I have my schedule for IVF #2 officially set now.  I started birth control pills on 9/11 and will continue them until 10/6.  Lupron begins on 10/1 and stims will begin on 10/13 and my retrieval will be the week of 10/24- just as was discussed at my last consult and what I expected.  The office has a team meeting on Tuesday to discuss upcoming cases- mine will be discussed at that point.  After that I will get my calendar in the mail and can start re-ordering meds.  The good news is that the Lupron shortage seems to be done so I can order through an approved pharmacy and not pay as much for it.  My insurance approval should be getting run soon as well so we should be good to go soon!  Let's get this show on the road!!

Sunday, September 11, 2011

September 11th

10 years ago is a date that I will never forget- 9/11/01.  I was a 19 year old sophomore in college.  I remember watching the coverage all day in my dorm room with my suitemates.  I had an afternoon class that I went to.  My professor walked in, said that his sister was missing in NYC, and left.  My college had many people from the NYC area and we held a candle light vigil that night.  Today I find myself drawn to the coverage again.  It's hard to believe that my current 6th grade students were only a year old at the time.  They have no recollection of the events.  Life has changed so much since then.  I can only hope that my students and that future generations will never have a day like this to be witness to.

Friday, September 9, 2011

CD 1

Finally my period decided to show up.  It's kind of light right now but enough for me to do my blood test so that I can start moving forward with the IVF.  I'll start the pills on Sunday and should get called Monday about getting a schedule going.  Ahh I'm so happy to be done with this month!

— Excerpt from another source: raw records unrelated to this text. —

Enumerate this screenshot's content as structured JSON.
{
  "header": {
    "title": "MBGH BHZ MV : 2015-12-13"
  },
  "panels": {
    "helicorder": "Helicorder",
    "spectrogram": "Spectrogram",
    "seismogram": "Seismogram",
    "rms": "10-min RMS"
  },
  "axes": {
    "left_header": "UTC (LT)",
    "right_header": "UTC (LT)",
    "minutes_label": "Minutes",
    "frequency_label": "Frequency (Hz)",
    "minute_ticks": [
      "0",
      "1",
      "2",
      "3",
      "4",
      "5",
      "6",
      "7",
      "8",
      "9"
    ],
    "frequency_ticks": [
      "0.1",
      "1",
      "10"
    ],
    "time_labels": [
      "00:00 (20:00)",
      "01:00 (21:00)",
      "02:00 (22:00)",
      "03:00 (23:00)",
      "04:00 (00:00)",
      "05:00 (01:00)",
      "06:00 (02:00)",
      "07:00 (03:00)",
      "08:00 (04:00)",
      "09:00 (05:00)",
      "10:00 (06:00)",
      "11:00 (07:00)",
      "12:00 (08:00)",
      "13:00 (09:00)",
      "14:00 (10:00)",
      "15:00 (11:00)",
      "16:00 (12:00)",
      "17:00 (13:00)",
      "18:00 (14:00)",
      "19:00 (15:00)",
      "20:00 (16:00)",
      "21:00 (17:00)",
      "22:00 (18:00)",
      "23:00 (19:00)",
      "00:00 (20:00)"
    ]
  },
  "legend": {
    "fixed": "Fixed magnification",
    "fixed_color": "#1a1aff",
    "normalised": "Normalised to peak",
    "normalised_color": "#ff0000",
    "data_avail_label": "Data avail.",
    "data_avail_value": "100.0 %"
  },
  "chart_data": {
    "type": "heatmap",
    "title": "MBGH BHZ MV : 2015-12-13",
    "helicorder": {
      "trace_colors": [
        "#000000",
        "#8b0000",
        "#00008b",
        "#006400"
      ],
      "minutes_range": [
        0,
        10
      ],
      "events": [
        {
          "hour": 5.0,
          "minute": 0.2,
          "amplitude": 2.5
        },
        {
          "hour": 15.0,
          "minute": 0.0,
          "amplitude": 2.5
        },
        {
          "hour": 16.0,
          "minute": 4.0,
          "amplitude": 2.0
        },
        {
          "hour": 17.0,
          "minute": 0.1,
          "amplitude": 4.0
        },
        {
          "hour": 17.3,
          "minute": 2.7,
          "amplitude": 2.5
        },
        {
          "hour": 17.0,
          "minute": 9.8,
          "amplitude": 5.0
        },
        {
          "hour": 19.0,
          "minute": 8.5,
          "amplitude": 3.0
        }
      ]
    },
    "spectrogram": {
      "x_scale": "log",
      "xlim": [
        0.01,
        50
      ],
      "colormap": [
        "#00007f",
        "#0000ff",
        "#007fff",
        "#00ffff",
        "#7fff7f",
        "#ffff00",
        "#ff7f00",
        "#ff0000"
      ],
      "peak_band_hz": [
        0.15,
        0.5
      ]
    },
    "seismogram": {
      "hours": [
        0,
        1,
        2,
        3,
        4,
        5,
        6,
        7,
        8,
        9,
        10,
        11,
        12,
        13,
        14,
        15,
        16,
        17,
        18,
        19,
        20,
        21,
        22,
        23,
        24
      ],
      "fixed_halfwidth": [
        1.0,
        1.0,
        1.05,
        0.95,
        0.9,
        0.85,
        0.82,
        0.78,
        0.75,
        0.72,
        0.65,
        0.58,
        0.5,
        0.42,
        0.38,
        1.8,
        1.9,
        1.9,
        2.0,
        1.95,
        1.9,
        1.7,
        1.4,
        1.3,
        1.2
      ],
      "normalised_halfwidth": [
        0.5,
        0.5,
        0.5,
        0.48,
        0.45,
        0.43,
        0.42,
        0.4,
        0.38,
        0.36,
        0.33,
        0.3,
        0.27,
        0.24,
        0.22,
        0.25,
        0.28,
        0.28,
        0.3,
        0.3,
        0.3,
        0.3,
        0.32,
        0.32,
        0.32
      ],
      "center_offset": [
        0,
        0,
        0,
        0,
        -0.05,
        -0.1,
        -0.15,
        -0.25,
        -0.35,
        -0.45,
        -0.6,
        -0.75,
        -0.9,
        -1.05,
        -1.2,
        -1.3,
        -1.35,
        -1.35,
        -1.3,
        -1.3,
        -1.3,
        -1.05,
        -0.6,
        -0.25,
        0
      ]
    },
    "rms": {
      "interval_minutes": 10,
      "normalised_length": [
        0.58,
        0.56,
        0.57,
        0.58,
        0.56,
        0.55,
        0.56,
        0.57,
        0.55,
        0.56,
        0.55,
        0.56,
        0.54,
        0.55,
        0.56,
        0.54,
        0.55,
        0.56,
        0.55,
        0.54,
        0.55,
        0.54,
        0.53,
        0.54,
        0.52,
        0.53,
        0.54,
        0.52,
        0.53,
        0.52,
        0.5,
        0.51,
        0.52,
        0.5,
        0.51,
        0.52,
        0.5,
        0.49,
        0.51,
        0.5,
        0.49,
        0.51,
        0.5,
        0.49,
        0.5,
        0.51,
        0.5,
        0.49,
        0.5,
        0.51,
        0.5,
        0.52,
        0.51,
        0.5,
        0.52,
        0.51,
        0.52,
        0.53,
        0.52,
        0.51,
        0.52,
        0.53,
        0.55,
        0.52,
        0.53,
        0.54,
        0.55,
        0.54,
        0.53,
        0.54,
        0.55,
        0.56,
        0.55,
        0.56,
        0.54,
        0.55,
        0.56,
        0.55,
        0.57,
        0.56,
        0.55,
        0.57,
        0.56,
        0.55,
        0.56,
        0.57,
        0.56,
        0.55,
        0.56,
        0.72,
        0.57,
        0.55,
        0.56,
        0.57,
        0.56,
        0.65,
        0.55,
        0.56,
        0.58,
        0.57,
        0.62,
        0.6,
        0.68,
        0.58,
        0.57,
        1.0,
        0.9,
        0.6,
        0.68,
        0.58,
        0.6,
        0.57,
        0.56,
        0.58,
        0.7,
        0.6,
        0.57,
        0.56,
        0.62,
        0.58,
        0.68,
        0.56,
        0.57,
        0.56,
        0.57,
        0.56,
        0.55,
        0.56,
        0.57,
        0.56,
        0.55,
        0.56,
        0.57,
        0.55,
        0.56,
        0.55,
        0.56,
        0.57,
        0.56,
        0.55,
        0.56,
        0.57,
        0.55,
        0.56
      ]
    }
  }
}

Wednesday, September 7, 2011

Late

I am 3 days late for my period right now.  I have never been late in my life.  I've always cycled at about 28 days.  I have no idea when I ovulated so I can't use that as a judge of things for this month.  I'm so frustrated about it.  I'm hoping that my failed IVF cycle did not mess with my cycles and everything--that would s-u-c-k.  I am just so ready to move forward with our 2nd IVF and I don't want keep waiting around for things to progress. 

I know some of you might be thinking that I could be pregnant.  Ha.  I highly doubt that!!  Our MFI is pretty bad so I doubt we'd end up with a natural pregnancy.  I refuse to even buy into that idea at this point after probably approaching 35 negative months at this point.  Stupid body- get your act together and bring Aunt Flo to town!

Thursday, September 1, 2011

Wake me up when September ends...

I really have nothing new and exciting to write about in terms of IVF.  I'm waiting for my period to come soon- hopefully early next week- so that I can start the birth control pills.  Then it is more waiting until early October to start everything else.  I am looking forward to getting my calendar and getting organized once I get my period.

School has been so hectic.  I've been there from 7 am until 5 or 5:30 pm each day and could still spend hours working at home.  I'm exhausted from that.  I'm just hoping that things calm down big time before October rolls around.  My class in interesting so far.  I have 22 lovely 6th graders- 10 boys, 11 girls.  I teach at an inner city school so there is always cultural differences to contend with.  This group seems much less mature (street wise) as last year's crew.  It's a good and a bad thing.  Hopefully it will be mean a lot less drama and a lot more good days.  I know most teachers cringe at the thought of kids at this age but I actually really enjoy it.  You can talk with them and do a lot of fun things for lessons but they are still kids at heart.  We'll see how things are looking in another month or so!